Today, in India alone, there are over one thousand skilled members belonging to the order she founded, many are doctors, nurses and social workers,
who tirelessly serve the poor and provide relief work in connection with natural and man made disasters. Her efforts have created fifty relief
projects operating in India, which, in addition to providing help for slum-dwellers, include children's homes, homes for the dying, clinics and a
leper colony. The order has spread around the world and undertakes relief work in countries like Africa, Asia, Latin America, Italy,
Great Britain, Ireland and the
United States. Once, when asked why she would bring her work to the United States where profound poverty such as in India does not exist. She
responded that it was another kind of poverty that brought The Sisters of Charity to the US, spiritual poverty.

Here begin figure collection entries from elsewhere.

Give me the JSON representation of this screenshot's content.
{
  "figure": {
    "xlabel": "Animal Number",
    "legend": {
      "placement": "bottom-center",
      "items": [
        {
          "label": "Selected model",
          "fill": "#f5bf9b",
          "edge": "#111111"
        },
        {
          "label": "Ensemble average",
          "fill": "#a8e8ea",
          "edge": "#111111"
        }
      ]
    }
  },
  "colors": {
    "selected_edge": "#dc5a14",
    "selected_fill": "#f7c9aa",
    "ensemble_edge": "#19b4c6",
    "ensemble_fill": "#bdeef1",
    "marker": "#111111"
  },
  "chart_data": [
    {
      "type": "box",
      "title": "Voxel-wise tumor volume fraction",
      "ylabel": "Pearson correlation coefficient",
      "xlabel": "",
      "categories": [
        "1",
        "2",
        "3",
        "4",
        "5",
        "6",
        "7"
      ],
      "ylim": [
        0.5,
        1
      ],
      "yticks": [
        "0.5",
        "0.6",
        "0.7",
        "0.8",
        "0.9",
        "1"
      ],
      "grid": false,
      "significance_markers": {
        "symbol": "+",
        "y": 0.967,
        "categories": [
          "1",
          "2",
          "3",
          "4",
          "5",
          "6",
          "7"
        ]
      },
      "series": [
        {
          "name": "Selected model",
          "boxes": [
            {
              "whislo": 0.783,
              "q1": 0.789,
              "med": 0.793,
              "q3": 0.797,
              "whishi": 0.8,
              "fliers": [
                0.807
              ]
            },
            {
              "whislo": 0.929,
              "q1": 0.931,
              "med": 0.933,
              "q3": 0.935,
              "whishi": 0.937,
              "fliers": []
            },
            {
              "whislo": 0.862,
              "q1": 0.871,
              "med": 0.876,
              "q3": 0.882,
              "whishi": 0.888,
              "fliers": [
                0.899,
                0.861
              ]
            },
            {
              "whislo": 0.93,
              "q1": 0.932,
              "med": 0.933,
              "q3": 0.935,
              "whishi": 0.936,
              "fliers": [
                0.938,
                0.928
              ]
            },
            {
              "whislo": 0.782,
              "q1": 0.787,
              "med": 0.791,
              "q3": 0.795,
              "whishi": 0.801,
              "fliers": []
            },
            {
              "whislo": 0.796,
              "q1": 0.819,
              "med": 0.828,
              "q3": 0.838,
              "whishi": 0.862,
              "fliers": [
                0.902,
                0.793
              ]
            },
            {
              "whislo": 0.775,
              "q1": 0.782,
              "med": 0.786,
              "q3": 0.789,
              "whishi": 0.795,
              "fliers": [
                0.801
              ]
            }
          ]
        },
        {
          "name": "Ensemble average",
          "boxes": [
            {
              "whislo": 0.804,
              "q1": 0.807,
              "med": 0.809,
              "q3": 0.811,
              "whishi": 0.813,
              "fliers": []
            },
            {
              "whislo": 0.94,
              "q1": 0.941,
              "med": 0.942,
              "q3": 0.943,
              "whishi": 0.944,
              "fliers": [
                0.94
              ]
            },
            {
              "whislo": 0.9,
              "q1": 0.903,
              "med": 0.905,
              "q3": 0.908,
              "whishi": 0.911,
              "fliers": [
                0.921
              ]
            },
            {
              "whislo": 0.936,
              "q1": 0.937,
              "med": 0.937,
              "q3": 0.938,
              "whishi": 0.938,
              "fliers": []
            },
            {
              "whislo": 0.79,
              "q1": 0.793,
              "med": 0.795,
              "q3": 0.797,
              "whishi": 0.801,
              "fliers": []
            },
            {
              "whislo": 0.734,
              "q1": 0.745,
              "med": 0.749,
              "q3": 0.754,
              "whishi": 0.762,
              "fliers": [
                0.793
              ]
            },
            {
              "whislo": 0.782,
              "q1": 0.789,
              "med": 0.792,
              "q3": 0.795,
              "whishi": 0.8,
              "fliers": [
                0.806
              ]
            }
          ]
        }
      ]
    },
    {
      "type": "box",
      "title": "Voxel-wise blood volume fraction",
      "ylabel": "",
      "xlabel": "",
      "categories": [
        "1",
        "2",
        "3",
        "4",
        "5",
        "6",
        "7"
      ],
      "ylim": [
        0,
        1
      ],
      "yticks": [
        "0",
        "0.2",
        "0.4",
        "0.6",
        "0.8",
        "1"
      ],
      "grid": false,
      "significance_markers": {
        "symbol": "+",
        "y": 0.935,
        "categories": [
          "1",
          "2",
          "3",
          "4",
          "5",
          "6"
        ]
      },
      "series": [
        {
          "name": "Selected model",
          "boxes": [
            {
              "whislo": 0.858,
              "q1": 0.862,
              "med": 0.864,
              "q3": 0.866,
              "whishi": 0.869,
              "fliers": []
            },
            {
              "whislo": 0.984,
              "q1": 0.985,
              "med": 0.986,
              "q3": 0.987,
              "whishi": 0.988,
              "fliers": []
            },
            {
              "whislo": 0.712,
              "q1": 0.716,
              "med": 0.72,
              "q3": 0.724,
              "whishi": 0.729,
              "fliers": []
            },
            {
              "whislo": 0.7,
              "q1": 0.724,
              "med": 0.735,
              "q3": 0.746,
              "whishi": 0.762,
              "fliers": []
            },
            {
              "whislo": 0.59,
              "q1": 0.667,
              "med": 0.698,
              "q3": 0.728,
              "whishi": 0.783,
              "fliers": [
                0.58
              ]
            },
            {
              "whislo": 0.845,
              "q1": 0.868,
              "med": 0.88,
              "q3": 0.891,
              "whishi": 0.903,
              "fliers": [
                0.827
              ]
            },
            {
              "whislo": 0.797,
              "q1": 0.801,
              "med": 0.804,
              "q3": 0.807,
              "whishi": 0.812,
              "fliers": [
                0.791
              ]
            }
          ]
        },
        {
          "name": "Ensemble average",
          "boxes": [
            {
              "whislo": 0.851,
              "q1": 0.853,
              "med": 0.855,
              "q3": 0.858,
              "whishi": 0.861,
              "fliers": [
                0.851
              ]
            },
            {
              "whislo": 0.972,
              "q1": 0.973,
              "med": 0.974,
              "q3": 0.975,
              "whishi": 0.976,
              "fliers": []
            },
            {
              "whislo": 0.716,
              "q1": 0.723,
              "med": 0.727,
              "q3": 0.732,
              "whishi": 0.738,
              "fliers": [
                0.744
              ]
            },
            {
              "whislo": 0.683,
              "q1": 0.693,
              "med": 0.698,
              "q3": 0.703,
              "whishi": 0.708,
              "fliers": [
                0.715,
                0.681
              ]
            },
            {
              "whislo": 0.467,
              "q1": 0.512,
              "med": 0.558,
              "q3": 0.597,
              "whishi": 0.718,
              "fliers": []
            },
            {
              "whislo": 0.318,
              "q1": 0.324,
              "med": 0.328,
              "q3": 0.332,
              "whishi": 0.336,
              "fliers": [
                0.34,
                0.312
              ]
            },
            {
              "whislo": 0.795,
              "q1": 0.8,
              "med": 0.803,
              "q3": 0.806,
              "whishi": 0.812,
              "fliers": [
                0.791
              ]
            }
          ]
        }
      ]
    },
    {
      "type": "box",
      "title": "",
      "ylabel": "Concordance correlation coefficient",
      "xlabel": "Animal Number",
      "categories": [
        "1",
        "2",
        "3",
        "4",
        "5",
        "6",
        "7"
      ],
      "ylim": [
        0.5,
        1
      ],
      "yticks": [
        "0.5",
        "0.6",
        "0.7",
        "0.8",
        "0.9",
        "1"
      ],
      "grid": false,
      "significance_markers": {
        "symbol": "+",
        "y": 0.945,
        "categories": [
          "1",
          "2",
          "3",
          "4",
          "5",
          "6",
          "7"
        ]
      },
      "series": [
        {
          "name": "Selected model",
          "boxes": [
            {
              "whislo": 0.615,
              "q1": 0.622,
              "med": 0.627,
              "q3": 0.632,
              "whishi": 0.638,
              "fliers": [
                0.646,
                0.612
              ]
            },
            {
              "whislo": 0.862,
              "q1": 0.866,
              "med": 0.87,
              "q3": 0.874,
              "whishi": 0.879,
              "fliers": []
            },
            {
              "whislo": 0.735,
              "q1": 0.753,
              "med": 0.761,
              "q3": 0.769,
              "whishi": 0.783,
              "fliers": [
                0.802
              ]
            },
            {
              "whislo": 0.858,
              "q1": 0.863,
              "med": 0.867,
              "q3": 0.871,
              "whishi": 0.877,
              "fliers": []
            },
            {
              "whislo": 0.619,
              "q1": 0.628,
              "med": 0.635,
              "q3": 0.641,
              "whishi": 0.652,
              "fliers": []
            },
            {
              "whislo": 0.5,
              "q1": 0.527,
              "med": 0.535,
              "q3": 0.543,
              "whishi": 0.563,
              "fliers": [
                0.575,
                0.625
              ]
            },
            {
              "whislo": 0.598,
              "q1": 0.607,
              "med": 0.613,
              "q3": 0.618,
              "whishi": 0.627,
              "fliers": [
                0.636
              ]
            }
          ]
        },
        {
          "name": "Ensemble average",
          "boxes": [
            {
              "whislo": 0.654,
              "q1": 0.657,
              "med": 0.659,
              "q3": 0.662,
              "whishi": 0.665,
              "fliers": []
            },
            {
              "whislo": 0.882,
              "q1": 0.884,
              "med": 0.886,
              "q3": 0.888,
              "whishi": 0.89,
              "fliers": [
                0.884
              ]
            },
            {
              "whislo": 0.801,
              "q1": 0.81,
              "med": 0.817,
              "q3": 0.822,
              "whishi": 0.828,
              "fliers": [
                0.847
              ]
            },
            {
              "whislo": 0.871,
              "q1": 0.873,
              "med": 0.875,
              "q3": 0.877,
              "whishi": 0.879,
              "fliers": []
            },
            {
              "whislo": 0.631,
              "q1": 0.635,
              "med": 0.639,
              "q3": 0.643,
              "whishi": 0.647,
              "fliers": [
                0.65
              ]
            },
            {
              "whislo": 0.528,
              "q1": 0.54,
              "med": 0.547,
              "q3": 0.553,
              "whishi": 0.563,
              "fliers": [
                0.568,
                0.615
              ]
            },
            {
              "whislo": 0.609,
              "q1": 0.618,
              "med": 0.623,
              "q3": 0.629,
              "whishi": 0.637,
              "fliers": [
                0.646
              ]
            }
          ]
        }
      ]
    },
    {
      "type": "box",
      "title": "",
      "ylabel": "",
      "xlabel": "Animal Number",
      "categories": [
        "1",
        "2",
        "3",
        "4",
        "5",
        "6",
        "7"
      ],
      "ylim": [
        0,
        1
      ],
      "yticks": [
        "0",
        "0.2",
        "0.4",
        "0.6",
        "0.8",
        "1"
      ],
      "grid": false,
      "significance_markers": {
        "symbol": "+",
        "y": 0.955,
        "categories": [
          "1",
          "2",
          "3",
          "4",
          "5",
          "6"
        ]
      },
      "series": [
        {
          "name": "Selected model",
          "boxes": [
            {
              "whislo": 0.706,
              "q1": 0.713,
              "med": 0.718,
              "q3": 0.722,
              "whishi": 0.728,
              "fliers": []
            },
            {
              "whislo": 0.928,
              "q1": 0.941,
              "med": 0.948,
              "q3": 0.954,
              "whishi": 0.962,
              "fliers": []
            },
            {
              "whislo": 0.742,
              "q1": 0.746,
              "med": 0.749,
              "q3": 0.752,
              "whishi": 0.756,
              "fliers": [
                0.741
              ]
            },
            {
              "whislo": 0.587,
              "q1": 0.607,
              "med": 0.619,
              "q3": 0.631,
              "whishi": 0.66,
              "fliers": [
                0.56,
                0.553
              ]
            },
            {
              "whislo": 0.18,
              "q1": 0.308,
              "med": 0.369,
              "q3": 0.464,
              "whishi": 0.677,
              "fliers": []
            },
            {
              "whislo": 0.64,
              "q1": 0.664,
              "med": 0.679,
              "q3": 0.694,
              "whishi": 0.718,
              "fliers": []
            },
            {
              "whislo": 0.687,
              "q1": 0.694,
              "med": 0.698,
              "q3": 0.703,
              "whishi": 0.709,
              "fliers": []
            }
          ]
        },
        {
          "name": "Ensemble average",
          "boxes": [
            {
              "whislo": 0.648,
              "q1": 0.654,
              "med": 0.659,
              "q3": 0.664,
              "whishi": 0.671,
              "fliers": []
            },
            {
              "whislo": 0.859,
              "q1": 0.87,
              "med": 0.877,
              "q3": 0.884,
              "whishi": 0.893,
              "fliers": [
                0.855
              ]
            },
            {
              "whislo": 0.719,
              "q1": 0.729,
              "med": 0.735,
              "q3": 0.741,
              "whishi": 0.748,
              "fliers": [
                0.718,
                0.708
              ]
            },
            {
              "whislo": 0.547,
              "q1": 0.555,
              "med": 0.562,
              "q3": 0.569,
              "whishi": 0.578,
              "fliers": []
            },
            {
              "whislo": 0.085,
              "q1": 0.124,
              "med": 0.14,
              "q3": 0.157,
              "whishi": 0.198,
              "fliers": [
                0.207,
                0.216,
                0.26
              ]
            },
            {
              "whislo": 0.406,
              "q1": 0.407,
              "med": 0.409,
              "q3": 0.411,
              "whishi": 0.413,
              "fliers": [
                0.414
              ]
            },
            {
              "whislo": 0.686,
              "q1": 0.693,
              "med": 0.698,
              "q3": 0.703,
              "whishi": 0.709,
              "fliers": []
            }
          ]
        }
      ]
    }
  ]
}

In 1990 She was forced to scale back her activities because of declining health. Mother Teresa: In My Own Words, a collection of her anecdotes and
quotations, was published in 1996. In 1997, because of Mother Teresa's poor health, Sister Nirmala was chosen to succeed her as leader of the
Missionaries of Charity. Later that year, Mother Teresa passed away. People around the world mourned her death.
Mother Teresa died on September 5, 1997.